ETL Pipeline with Pulumi, AWS, and Snowflake

Overview

This project creates an advanced ETL pipeline using Pulumi for infrastructure as code, leveraging AWS services such as S3, Lambda, and Glue, and integrating with Snowflake for data warehousing. The pipeline automates the ingestion, transformation, and loading of customer data from an S3 data lake into Snowflake.

Architecture

ETL Pipeline

Prerequisites

  • Pulumi CLI
  • AWS CLI configured with appropriate permissions
  • Snowflake account with necessary permissions
  • Python 3.8 or later

Project Structure

├── assets
│   ├── etl_pipeline.jpg
│   └── final_snowflake.png
├── data
│   └── customers.csv
├── glue
│   └── glue_job.py
├── lambda
│   ├── __init__.py
│   ├── lambda_deployment.zip
│   └── trigger_glue.py
├── __main__.py
├── modules
│   ├── glue.py
│   ├── __init__.py
│   ├── lambdas.py
│   ├── __pycache__
│   ├── s3.py
│   └── snowflake.py
├── Pulumi.dev.yaml
├── Pulumi.yaml
├── README.md
└── requirements.txt

Workflow

  1. Data Ingestion:

    • The initial data is provided as a CSV file named customers.csv located in the data directory.
    • When this file is uploaded to the S3 data lake bucket, an S3 event triggers the Lambda function.
  2. Triggering ETL Process:

    • The Lambda function initiates the Glue crawler and Glue job.
    • The Glue crawler catalogs the data.
    • The Glue job transforms the CSV data to JSON format and stores it in the S3 output bucket.
  3. Loading Data to Snowflake:

    • The transformed data in the S3 output bucket serves as a stage for Snowflake.
    • Using Snowpipe, the data is automatically loaded into the Snowflake table.

Modules

S3 Module (s3.py)

Sets up S3 buckets for data lake, output, and scripts.

Lambda Module (lambdas.py)

Manages Lambda functions and IAM roles/policies. Uploads Lambda code.

Glue Module (glue.py)

Sets up Glue database, crawlers, and jobs. Uploads Glue scripts to S3.

Snowflake Module (snowflake.py)

Configures Snowflake resources including warehouses, databases, schemas, tables, and stages.

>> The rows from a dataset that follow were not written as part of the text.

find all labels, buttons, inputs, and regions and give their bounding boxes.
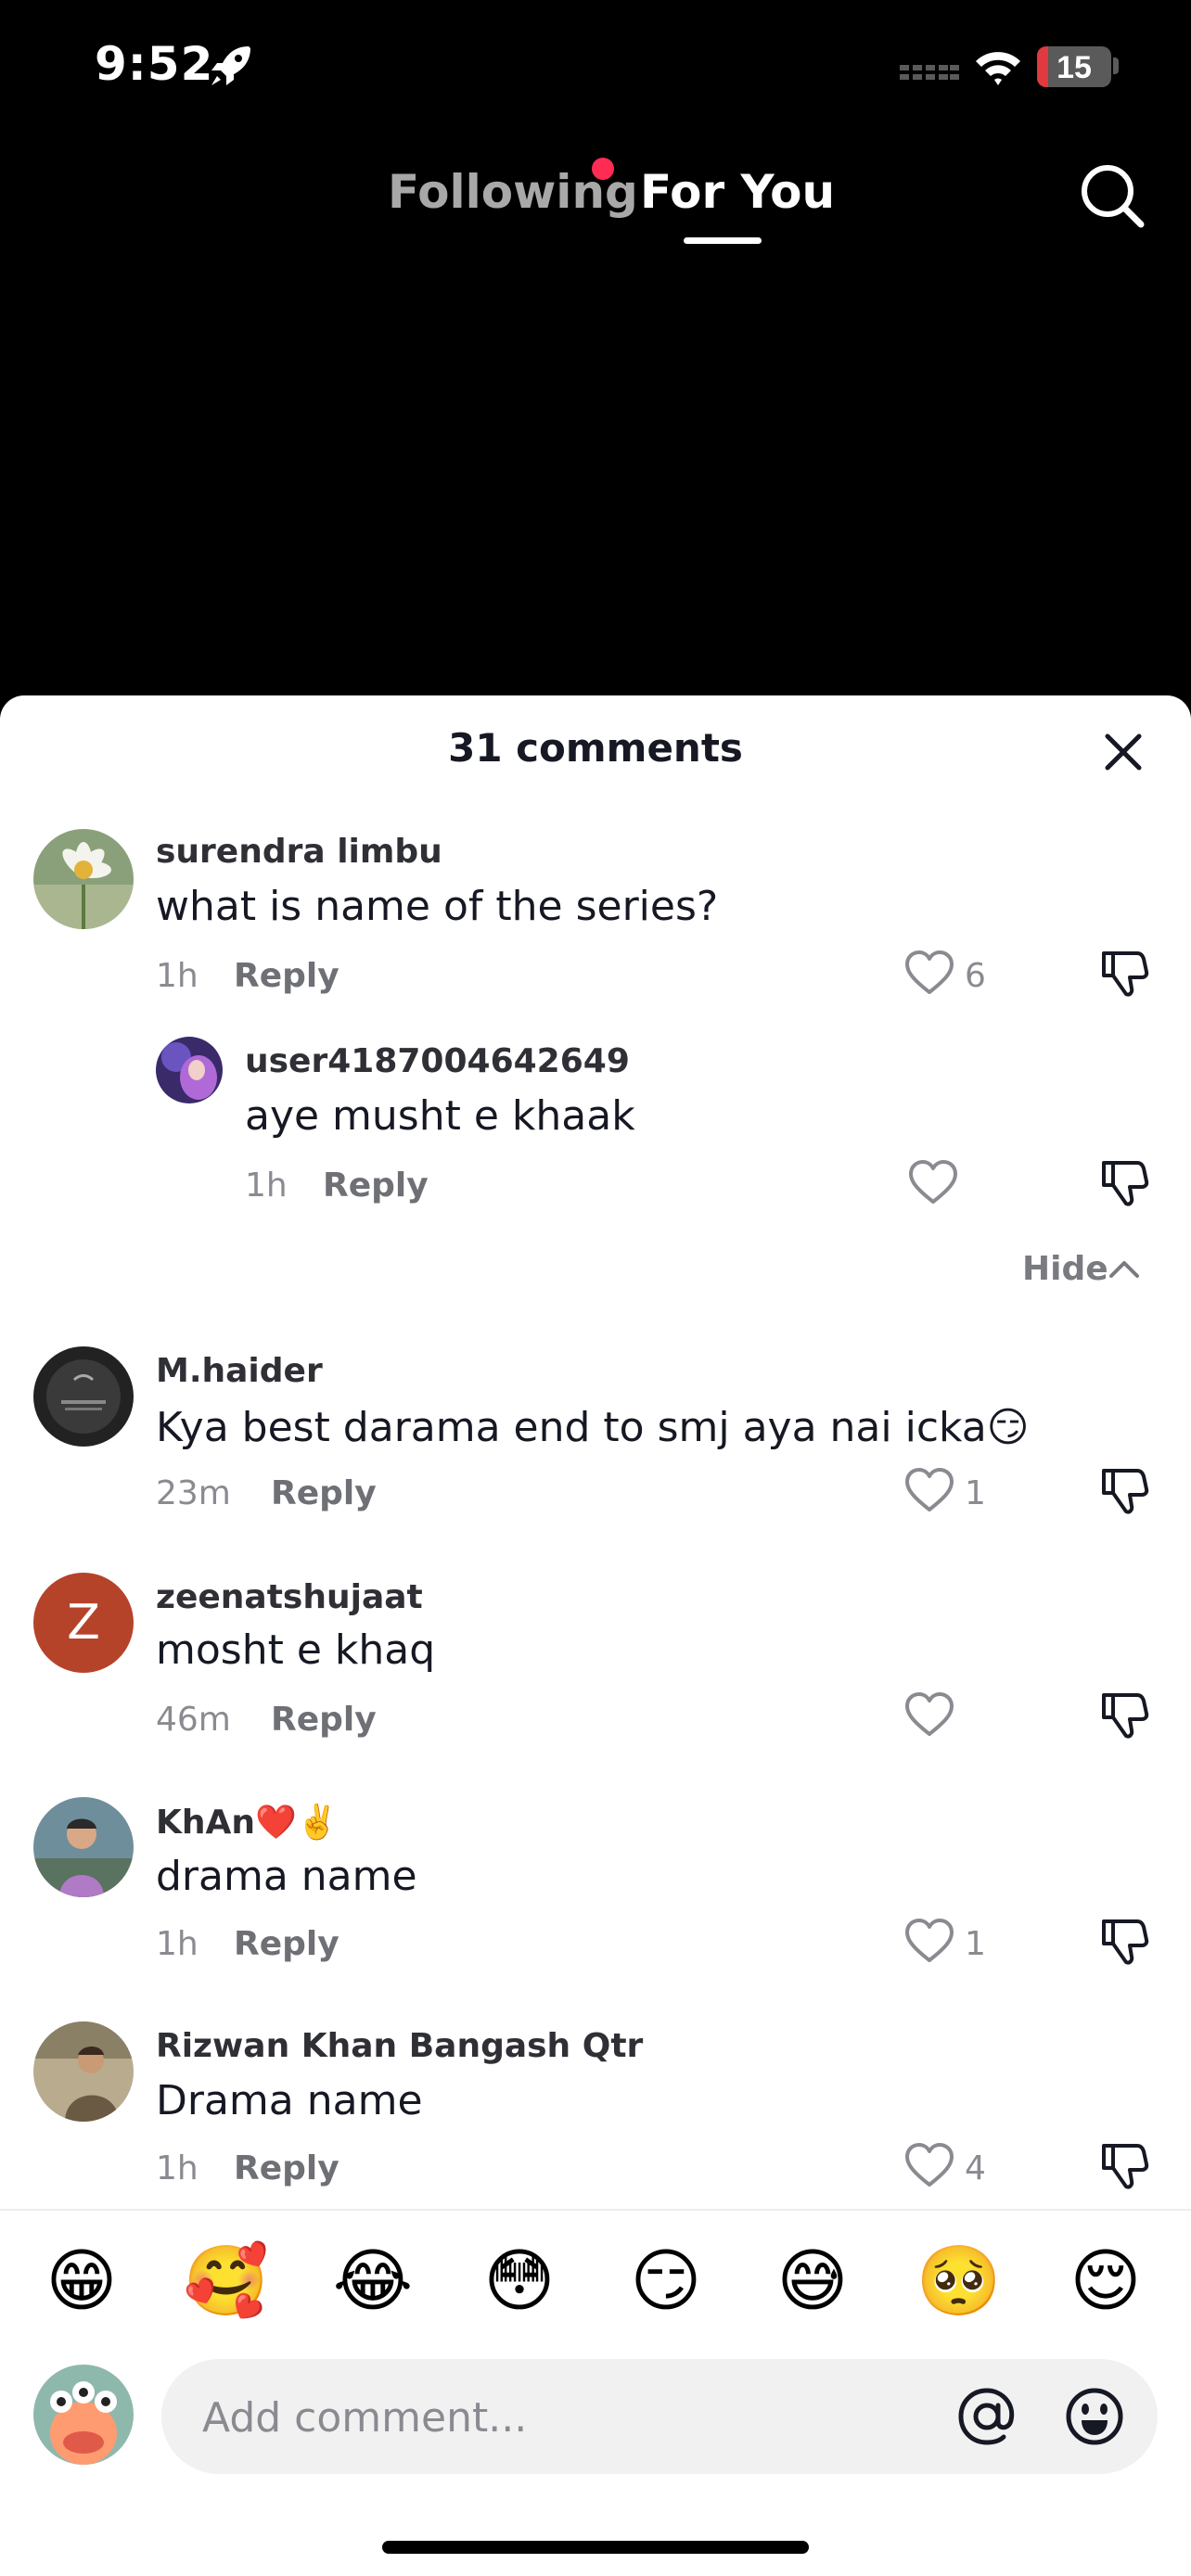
comment-username[interactable]: surendra limbu [156,833,442,871]
heart-icon[interactable] [903,1465,955,1517]
emoji-sweat-smile[interactable]: 😅 [766,2235,859,2327]
chevron-up-icon [1109,1261,1139,1278]
emoji-tears-of-joy[interactable]: 😂 [327,2235,419,2327]
comment-text: aye musht e khaak [245,1092,635,1140]
dislike-icon[interactable] [1098,1690,1150,1741]
comment-text: Kya best darama end to smj aya nai icka😏 [156,1404,1030,1451]
comment-username[interactable]: KhAn❤️✌️ [156,1803,339,1842]
comment-input[interactable]: Add comment... [161,2359,1158,2474]
mention-icon[interactable] [955,2385,1018,2448]
comment-username[interactable]: M.haider [156,1352,323,1390]
comment-username[interactable]: zeenatshujaat [156,1578,423,1616]
comment-time: 1h [245,1167,288,1205]
emoji-quick-bar: 😁 🥰 😂 😳 😏 😅 🥺 😌 [0,2235,1191,2327]
comment-time: 23m [156,1474,231,1512]
search-icon[interactable] [1076,159,1146,230]
emoji-smirk[interactable]: 😏 [620,2235,712,2327]
dislike-icon[interactable] [1098,948,1150,1000]
comment-input-placeholder: Add comment... [202,2394,528,2442]
emoji-relieved[interactable]: 😌 [1059,2235,1152,2327]
cellular-signal-icon [900,65,959,80]
comment-time: 1h [156,1925,198,1963]
reply-button[interactable]: Reply [234,2149,339,2187]
battery-indicator: 15 [1037,46,1111,87]
like-count: 1 [965,1474,986,1512]
emoji-smiling-hearts[interactable]: 🥰 [180,2235,273,2327]
dislike-icon[interactable] [1098,1916,1150,1968]
reply-button[interactable]: Reply [323,1167,429,1205]
comment-text: what is name of the series? [156,883,719,930]
avatar[interactable] [33,1346,134,1447]
reply-button[interactable]: Reply [271,1701,377,1739]
avatar[interactable] [33,829,134,929]
emoji-picker-icon[interactable] [1063,2385,1126,2448]
comment-username[interactable]: Rizwan Khan Bangash Qtr [156,2027,643,2065]
close-icon[interactable] [1100,729,1146,775]
avatar[interactable]: Z [33,1573,134,1673]
reply-button[interactable]: Reply [234,957,339,995]
home-indicator[interactable] [382,2541,809,2554]
notification-dot [592,158,614,180]
rocket-icon [211,46,250,85]
comments-count-title: 31 comments [448,725,743,771]
divider [0,2209,1191,2211]
like-count: 1 [965,1925,986,1963]
battery-level: 15 [1057,50,1092,85]
avatar[interactable] [156,1037,223,1103]
tab-for-you[interactable]: For You [640,165,835,219]
comment-time: 1h [156,2149,198,2187]
heart-icon[interactable] [903,1690,955,1741]
dislike-icon[interactable] [1098,1157,1150,1209]
like-count: 4 [965,2149,986,2187]
emoji-flushed[interactable]: 😳 [473,2235,566,2327]
comment-text: drama name [156,1853,417,1900]
current-user-avatar [33,2365,134,2465]
heart-icon[interactable] [903,948,955,1000]
comment-text: mosht e khaq [156,1626,436,1674]
dislike-icon[interactable] [1098,1465,1150,1517]
wifi-icon [976,52,1020,85]
avatar[interactable] [33,1797,134,1897]
hide-replies-label: Hide [1022,1250,1108,1288]
battery-cap [1113,57,1119,74]
comment-text: Drama name [156,2077,423,2124]
like-count: 6 [965,957,986,995]
reply-button[interactable]: Reply [271,1474,377,1512]
heart-icon[interactable] [903,2140,955,2192]
reply-button[interactable]: Reply [234,1925,339,1963]
heart-icon[interactable] [903,1916,955,1968]
dislike-icon[interactable] [1098,2140,1150,2192]
tiktok-screen: 9:52 15 Following For You 31 comments su… [0,0,1191,2576]
comment-time: 46m [156,1701,231,1739]
status-time: 9:52 [95,37,214,91]
emoji-pleading[interactable]: 🥺 [913,2235,1005,2327]
comment-time: 1h [156,957,198,995]
comment-username[interactable]: user4187004642649 [245,1042,630,1080]
avatar-letter: Z [67,1595,100,1651]
emoji-grin[interactable]: 😁 [35,2235,128,2327]
active-tab-indicator [684,237,762,244]
avatar[interactable] [33,2021,134,2122]
comments-sheet: 31 comments surendra limbu what is name … [0,695,1191,2576]
heart-icon[interactable] [907,1157,959,1209]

Sets up Snowpipe for automatic data ingestion.

Configuration

Variables are managed in Pulumi.dev.yaml. Ensure the following variables are set:

config:
  aws:region: "aws-region"
  aws_account_id: "aws-account-id"
  snowflake_account: "your-snowflake-account"
  snowflake_user: "your-snowflake-user"
  snowflake_password: "your-snowflake-password"
  aws_etl_pipeline:s3_bucket_name: "name-you-want-for-data-lake-bucket"
  aws_etl_pipeline:output_bucket_name: "name-you-want-for-output-bucket"
  aws_etl_pipeline:scripts_bucket_name: "name you want for scripts bucket"

Running the Project

  1. Install Pulumi and dependencies:
pulumi plugin install
pip install -r requirements.txt
  1. Configure your environment: (only if not yet in the Pulumi.dev.yaml file)
pulumi config set aws:region <aws-region>
pulumi config set aws_account_id <aws-account-id>
pulumi config set snowflake_account <your-snowflake-account>
pulumi config set snowflake_user <your-snowflake-user>
pulumi config set --secret snowflake_password <your-snowflake-password>
pulumi config set aws_etl_pipeline:s3_bucket_name <name-you-want-for-data-lake-bucket>
pulumi config set aws_etl_pipeline:output_bucket_name <name-you-want-for-output-bucket>
pulumi config set aws_etl_pipeline:scripts_bucket_name <name-you-want-for-scripts-bucket>
  1. Deploy the infrastructure:
pulumi up

Improvements

  • Remove Hardcoded Bucket Names: Pass the final bucket name as an environment variable to the Lambda function and then to the Glue job.
  • Automate Lambda Deployment ZIP Creation: Automate the process of zipping and uploading Lambda code.

Final Data in Snowflake

ETL Pipeline

Conclusion

This project showcases a powerful ETL pipeline leveraging modern cloud technologies and infrastructure as code practices. The integration of AWS and Snowflake provides a scalable and efficient solution for data ingestion, transformation, and loading.